VincyaneBadouard / TreeData_broken

Harmonization and correction forest data tool.
https://vincyanebadouard.github.io/TreeData/
0 stars 1 forks source link

Statuses and codes conversions #44

Closed ValentineHerr closed 2 years ago

ValentineHerr commented 2 years ago

This is a first sketch of ideas for dealing with Statuses and Code, and I need feedback about this @gabrielareto, @cpiponiot and @VincyaneBadouard

Basic Alive vs Dead --> LifeStatus, logical TRUE/FALSE

We are already doing this by asking: "What column stores the information about whether a tree is dead or alive?", and then asking, "in that column, which code(s) represent a tree that is alive?" We should be more specific about this an maybe saying:

Live Codes --> LiveCodes

character codes indicating things about a tree that is alive (e.g. leaning, unhealthy, etc...)

Dead Codes --> DeadCodes

character codes indicating things about a tree that is dead or not avaibable for census (e.g. mode of death, broken below, not found etc...)


Then the idea would be to have the user enter the meaning of each LiveCodesand DeadCodes and work on making the connexion with the output's codes.... that would be a pretty big and tedious work but might be worth the effort...

gabrielareto commented 2 years ago

LifeStatus should be TRUE/FALSE = alive / dead. This is the most important aspect that we may want to store. We should not mix this important variable (inherently binary) with other types of information. I.e. a tree broken at 1.29 m should NOT be encoded as "dead" here.

some people keep codes that mean "there is a good reason why DBH = NA" or "there is a good reason why DBH = 0 mm". This may be relevant for us because in the correction step we may input missing DBHs or fit models for growth, etc. Other than that, the "broken below" code is not different to other status codes like "it is leaning", "it is infested by lianas", etc. It is not appropriate to try to fit it into the LifeStatus code.

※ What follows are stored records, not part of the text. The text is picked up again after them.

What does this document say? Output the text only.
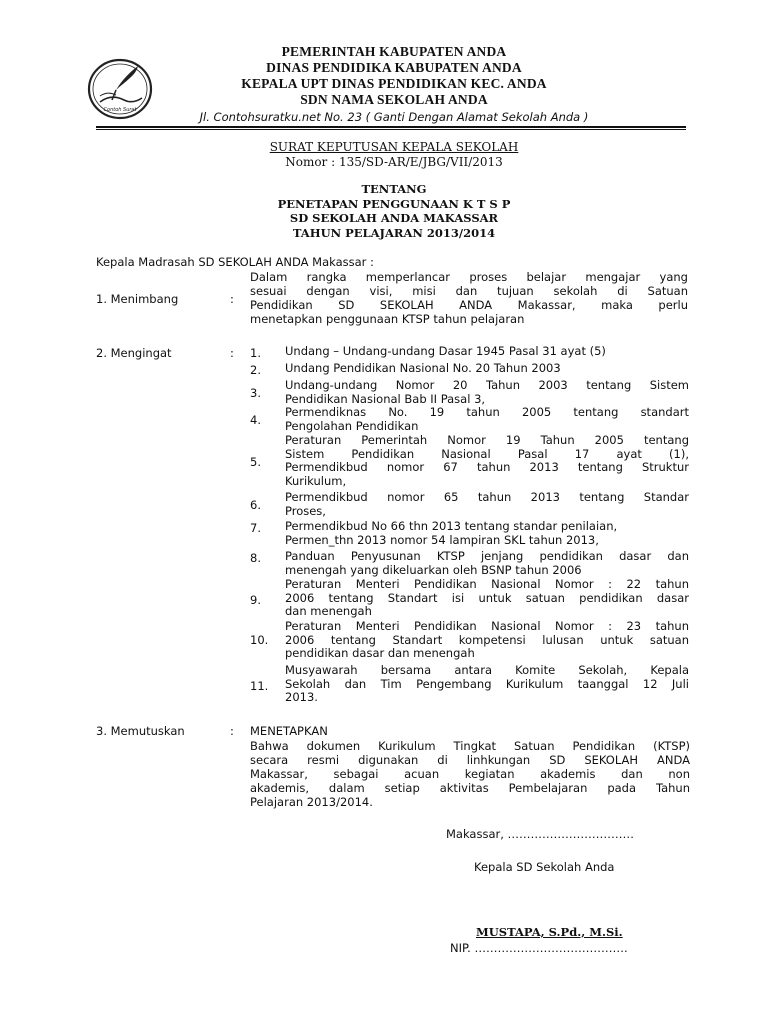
Contoh Surat
PEMERINTAH KABUPATEN ANDA
DINAS PENDIDIKA KABUPATEN ANDA
KEPALA UPT DINAS PENDIDIKAN KEC. ANDA
SDN NAMA SEKOLAH ANDA
Jl. Contohsuratku.net No. 23 ( Ganti Dengan Alamat Sekolah Anda )
SURAT KEPUTUSAN KEPALA SEKOLAH
Nomor : 135/SD-AR/E/JBG/VII/2013
TENTANG
PENETAPAN PENGGUNAAN K T S P
SD SEKOLAH ANDA MAKASSAR
TAHUN PELAJARAN 2013/2014
Kepala Madrasah SD SEKOLAH ANDA Makassar :
1. Menimbang	:
Dalam rangka memperlancar proses belajar mengajar yang
sesuai dengan visi, misi dan tujuan sekolah di Satuan
Pendidikan SD SEKOLAH ANDA Makassar, maka perlu
menetapkan penggunaan KTSP tahun pelajaran
2. Mengingat	: 1.	Undang – Undang-undang Dasar 1945 Pasal 31 ayat (5)
2.	Undang Pendidikan Nasional No. 20 Tahun 2003
3.
Undang-undang Nomor 20 Tahun 2003 tentang Sistem
Pendidikan Nasional Bab II Pasal 3,
4.
Permendiknas No. 19 tahun 2005 tentang standart
Pengolahan Pendidikan
5.
Peraturan Pemerintah Nomor 19 Tahun 2005 tentang
Sistem Pendidikan Nasional Pasal 17 ayat (1),
Permendikbud nomor 67 tahun 2013 tentang Struktur
Kurikulum,
6.
Permendikbud nomor 65 tahun 2013 tentang Standar
Proses,
7.	Permendikbud No 66 thn 2013 tentang standar penilaian,
Permen_thn 2013 nomor 54 lampiran SKL tahun 2013,
8.	Panduan Penyusunan KTSP jenjang pendidikan dasar dan
menengah yang dikeluarkan oleh BSNP tahun 2006
9.
Peraturan Menteri Pendidikan Nasional Nomor : 22 tahun
2006 tentang Standart isi untuk satuan pendidikan dasar
dan menengah
10.
Peraturan Menteri Pendidikan Nasional Nomor : 23 tahun
2006 tentang Standart kompetensi lulusan untuk satuan
pendidikan dasar dan menengah
11.
Musyawarah bersama antara Komite Sekolah, Kepala
Sekolah dan Tim Pengembang Kurikulum taanggal 12 Juli
2013.
3. Memutuskan	: MENETAPKAN
Bahwa dokumen Kurikulum Tingkat Satuan Pendidikan (KTSP)
secara resmi digunakan di linhkungan SD SEKOLAH ANDA
Makassar, sebagai acuan kegiatan akademis dan non
akademis, dalam setiap aktivitas Pembelajaran pada Tahun
Pelajaran 2013/2014.
Makassar, ……………………………
Kepala SD Sekolah Anda
MUSTAPA, S.Pd., M.Si.
NIP. ………………………………….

we would solve many problems if we find the way to allow mapping between [all categories in the network variables] and [all categories in the user's variables]. Categories can be distributed into one or more variables, both in the user data or the network format.

ValentineHerr commented 2 years ago

Question: I now have a table showing all of the codes that exist in the column(s) chosen by the user. Right now, I have the table editable, so the user can enter the definition of each code. This is potentially a pretty long process. Would it be best to have a dropdown menu filled with pre-written definitions? (I think I can find a way to also give the option to write a custom definition.) The advantages would be 1) standard definition for commons codes, and 2) the mapping of codes will pre-filled-out after the user selects the output profile, for codes that have matching definitions. The disadvantage would be that we would need to come up with a bank of definitions. I'll need help with that.

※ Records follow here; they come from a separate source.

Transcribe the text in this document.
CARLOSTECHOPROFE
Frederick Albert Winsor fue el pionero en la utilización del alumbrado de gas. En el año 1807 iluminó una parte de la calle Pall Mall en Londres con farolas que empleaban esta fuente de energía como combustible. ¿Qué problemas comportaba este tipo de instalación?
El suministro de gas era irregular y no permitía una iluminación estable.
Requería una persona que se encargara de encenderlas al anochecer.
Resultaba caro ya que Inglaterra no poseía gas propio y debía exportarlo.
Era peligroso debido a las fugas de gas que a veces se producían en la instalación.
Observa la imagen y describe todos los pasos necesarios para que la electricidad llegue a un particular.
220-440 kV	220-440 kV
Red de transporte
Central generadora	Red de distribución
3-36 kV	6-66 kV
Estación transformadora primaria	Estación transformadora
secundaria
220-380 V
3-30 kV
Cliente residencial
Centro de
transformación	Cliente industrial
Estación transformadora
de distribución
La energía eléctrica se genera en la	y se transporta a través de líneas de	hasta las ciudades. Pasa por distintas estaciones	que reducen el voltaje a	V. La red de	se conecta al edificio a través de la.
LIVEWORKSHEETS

cpiponiot commented 2 years ago

I think a mix of predefined codes and custom options is the best solution. We could define 10-20 common codes with the working group. We can first gather this information from the data dictionaries (Gabriel or I could do this), come up with a first selection, and then discuss it with everyone.

ValentineHerr commented 2 years ago

Thanks @cpiponiot for the feedback! I started a first set of codes here. Feel free to modify. I added the column "Source" just so wee know where the definition is coming from but it si not required to fill that up if we make our own definitions.

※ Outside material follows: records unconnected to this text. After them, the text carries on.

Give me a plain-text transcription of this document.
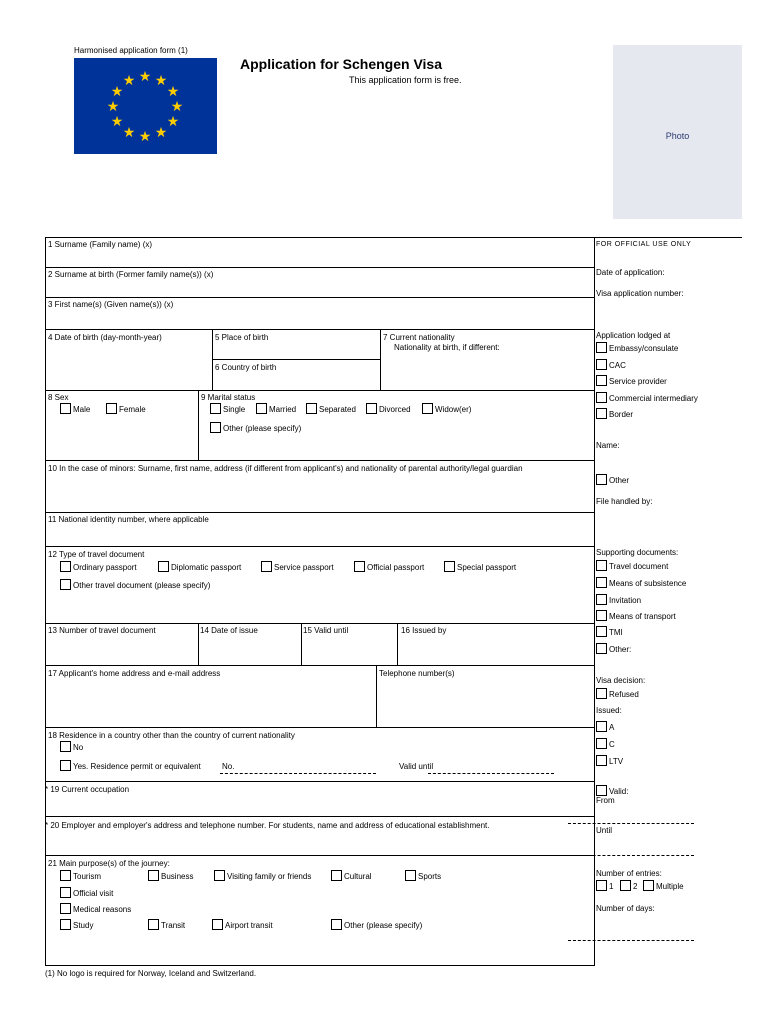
Harmonised application form (1)
★ ★
★
★
★
★
★
★
★
★
★
★
Application for Schengen Visa
This application form is free.
Photo
1 Surname (Family name) (x)
2 Surname at birth (Former family name(s)) (x)
3 First name(s) (Given name(s)) (x)
4 Date of birth (day-month-year)	5 Place of birth
6 Country of birth
7 Current nationality
Nationality at birth, if different:
8 Sex
Male	Female
9 Marital status
Single	Married	Separated	Divorced	Widow(er)
Other (please specify)
10 In the case of minors: Surname, first name, address (if different from applicant's) and nationality of parental authority/legal guardian
11 National identity number, where applicable
12 Type of travel document
Ordinary passport	Diplomatic passport	Service passport	Official passport	Special passport
Other travel document (please specify)
13 Number of travel document	14 Date of issue	15 Valid until	16 Issued by
17 Applicant's home address and e-mail address	Telephone number(s)
18 Residence in a country other than the country of current nationality
No
Yes. Residence permit or equivalent	No.	Valid until
* 19 Current occupation
* 20 Employer and employer's address and telephone number. For students, name and address of educational establishment.
21 Main purpose(s) of the journey:
Tourism	Business	Visiting family or friends	Cultural	Sports
Official visit
Medical reasons
Study	Transit	Airport transit	Other (please specify)
(1) No logo is required for Norway, Iceland and Switzerland.
FOR OFFICIAL USE ONLY
Date of application:
Visa application number:
Application lodged at
Embassy/consulate
CAC
Service provider
Commercial intermediary
Border
Name:
Other
File handled by:
Supporting documents:
Travel document
Means of subsistence
Invitation
Means of transport
TMI
Other:
Visa decision:
Refused
Issued:
A
C
LTV
Valid:
From
Until
Number of entries:
1	2	Multiple
Number of days:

ValentineHerr commented 2 years ago

Update on this issue. this still needs work but the main structure is here:

  1. If the user specified a columns with "codes" the app will ask to select (or make up) definitions for each code of each column. If those definitions are already saved in the userprofile, there is a button to auto-populate that.

Codes

  1. At the end, if the user selects an output profile that does have codes, he/she will have to match his/her code to the codes in the output profile. This is a n-1 relationship for now... can't do n-n right now... That table is auto-populated if the definitions that are selected in step 1 match the ones from the output profile. But the user is prompt to double check and complete.

TranslateCodes

  1. I still need to work on actually translating the codes in the data.
ValentineHerr commented 2 years ago

oh and I need to help the user with this last step... in the table with radio buttons... because at that point the user has no idea what the codes in the headers mean. I am hoping I can have a pop-up help text that would show the definition for those codes.

And... right now it is not handling properly the case(s) where two columns main have the same code but not the same meaning.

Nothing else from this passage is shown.